Imagine a place where everyone you meet is part of the same root system, all headed in the same direction.

Imagine that.

Do you want to see the Himalayans?  Do you want to live with the gorillas?

Want to see the world?

Me too.

Welcome to the club.  Welcome to the rat race.

Down here in the rat race, you can be as smart as you want to be.

You’ll still never figure out which way the cat’s gonna jump.

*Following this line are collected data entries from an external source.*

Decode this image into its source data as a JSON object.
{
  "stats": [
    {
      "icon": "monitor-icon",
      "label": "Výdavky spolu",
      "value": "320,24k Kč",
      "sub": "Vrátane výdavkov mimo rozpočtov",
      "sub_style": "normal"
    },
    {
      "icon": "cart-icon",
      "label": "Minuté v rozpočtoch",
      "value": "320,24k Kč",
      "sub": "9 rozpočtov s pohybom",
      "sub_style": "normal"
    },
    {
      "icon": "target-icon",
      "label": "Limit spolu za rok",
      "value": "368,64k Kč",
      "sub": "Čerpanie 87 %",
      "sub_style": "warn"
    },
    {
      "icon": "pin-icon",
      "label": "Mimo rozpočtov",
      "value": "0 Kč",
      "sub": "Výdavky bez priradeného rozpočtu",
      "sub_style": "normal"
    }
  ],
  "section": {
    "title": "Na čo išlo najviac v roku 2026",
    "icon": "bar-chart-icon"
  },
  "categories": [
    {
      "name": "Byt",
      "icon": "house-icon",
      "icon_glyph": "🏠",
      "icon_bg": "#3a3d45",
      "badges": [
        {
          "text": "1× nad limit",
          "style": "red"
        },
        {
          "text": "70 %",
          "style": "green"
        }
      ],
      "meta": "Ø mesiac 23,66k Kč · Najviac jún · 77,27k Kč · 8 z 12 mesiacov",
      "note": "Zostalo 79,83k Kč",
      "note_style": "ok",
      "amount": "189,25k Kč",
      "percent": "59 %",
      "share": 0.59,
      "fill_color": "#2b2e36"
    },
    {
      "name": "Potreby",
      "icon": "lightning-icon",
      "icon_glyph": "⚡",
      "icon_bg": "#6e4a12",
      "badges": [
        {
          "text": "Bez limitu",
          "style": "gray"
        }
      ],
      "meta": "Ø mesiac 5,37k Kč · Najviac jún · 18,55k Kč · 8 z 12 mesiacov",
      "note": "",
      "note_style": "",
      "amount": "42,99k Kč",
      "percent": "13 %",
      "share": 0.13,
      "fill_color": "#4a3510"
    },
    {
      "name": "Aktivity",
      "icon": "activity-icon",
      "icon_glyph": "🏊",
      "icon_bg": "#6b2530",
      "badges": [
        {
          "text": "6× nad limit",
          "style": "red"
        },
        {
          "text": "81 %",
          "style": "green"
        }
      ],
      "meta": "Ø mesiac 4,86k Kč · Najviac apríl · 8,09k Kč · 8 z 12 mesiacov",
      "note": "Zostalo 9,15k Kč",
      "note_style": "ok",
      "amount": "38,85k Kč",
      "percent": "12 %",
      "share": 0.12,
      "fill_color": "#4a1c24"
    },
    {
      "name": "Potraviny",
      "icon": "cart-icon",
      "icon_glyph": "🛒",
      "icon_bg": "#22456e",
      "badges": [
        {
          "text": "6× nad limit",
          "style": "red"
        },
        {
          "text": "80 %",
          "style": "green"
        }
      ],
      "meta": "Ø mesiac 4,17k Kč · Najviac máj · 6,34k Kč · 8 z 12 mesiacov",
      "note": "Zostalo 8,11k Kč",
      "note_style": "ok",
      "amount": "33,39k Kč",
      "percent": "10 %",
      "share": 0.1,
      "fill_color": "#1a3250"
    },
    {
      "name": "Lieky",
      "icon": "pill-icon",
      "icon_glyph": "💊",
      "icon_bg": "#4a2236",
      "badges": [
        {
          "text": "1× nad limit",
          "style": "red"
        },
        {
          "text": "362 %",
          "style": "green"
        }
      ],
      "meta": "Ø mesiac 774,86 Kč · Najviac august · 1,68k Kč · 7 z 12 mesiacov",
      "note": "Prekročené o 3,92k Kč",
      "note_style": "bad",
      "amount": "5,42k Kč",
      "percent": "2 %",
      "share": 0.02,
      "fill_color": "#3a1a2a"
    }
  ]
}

That’s called street smarts, baby.


  1. The world is not made of glass.

  2. nice story, don't like the history museum thing myself. went to one similar not so long ago. the animals were so old they looked terrible, and then the realization hits you. they all died to be a piece in a museum. A 100 years ago it was considered a great thing, you can see why, no technology. today it doesn't sit well. you can't just get rid of them though, or renew them or at least not with the real thing cos they are all dead or stuffed and on display in museums.

    the Aspen thing is mad, i wonder in comparison to the worlds largest fungi, how the trees compare either by volume or area. I wonder how they'd know?

  3. Lee, some say the largest organism is that fungus you're talking about, another remarkable achievement for the natural world. As far as the stuffed animals go, I'd suggest burying them, hopefully back in their motherlands, but even just a little respect will do for now.